Courtesy Reuters

Agrarian Unrest in Japan

THOUGH Japan's industrial revolution began only towards the end of the nineteenth century, her progress since then has been remarkable. Within a relatively short time she has succeeded not only in assimilating but in some respects in improving upon the industrial and commercial technique of the West. In the eyes of the outside world this has tended to minimize the importance of agriculture in Japan's national economy. In reality, the cultivation of the soil still remains her leading industry. As one writer has put it, "Japanese agriculture employs nearly half of our population, occupies a substantial part of the land area of the country, has invested in it nearly half of the nation's industrial capital, an amount more than half as much again as that invested in manufacturing industry and commerce together, is an important factor in foreign trade, and is an almost exclusive provider of the nation's staple food." [i]

If Japanese agriculture were as prosperous as it is vital to the nation, it would be a thriving industry indeed. Actually, rural Japan cannot lay claim either to prosperity or progress. Long before the industrial slump of recent years the farmers found themselves in the throes of depression. In the early thirties, when Japan's industry and foreign trade scored some of their most notable advances, the countryside presented a picture of impoverishment, distress and social unrest.
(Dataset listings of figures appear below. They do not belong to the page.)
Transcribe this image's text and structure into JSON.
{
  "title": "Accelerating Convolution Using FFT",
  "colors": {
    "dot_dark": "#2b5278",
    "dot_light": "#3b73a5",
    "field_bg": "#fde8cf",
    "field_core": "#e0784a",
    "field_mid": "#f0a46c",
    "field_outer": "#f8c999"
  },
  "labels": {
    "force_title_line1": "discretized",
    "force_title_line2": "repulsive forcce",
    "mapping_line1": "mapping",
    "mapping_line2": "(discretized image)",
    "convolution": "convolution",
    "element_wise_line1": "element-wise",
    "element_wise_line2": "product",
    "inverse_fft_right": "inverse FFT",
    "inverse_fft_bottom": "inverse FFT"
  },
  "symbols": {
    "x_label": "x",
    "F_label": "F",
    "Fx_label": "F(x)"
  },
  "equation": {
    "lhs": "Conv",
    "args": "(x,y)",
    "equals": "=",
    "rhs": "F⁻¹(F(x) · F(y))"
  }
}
All this is to be attributed to the fact that agriculture in Japan "does not pay."

The outstanding natural factor that has given rise to Japan's agricultural crisis is the scarcity of land fit for cultivation. Less than 15,000,000 acres, or not quite 16 percent of her total area, are under crops. Despite the efforts of the last fifty years, the area under cultivation has increased by only about 25 percent while the population practically doubled. At present there is only a small amount of undeveloped land suitable for agricultural production: however hard the farmers may try they cannot appreciably increase the cultivated acreage.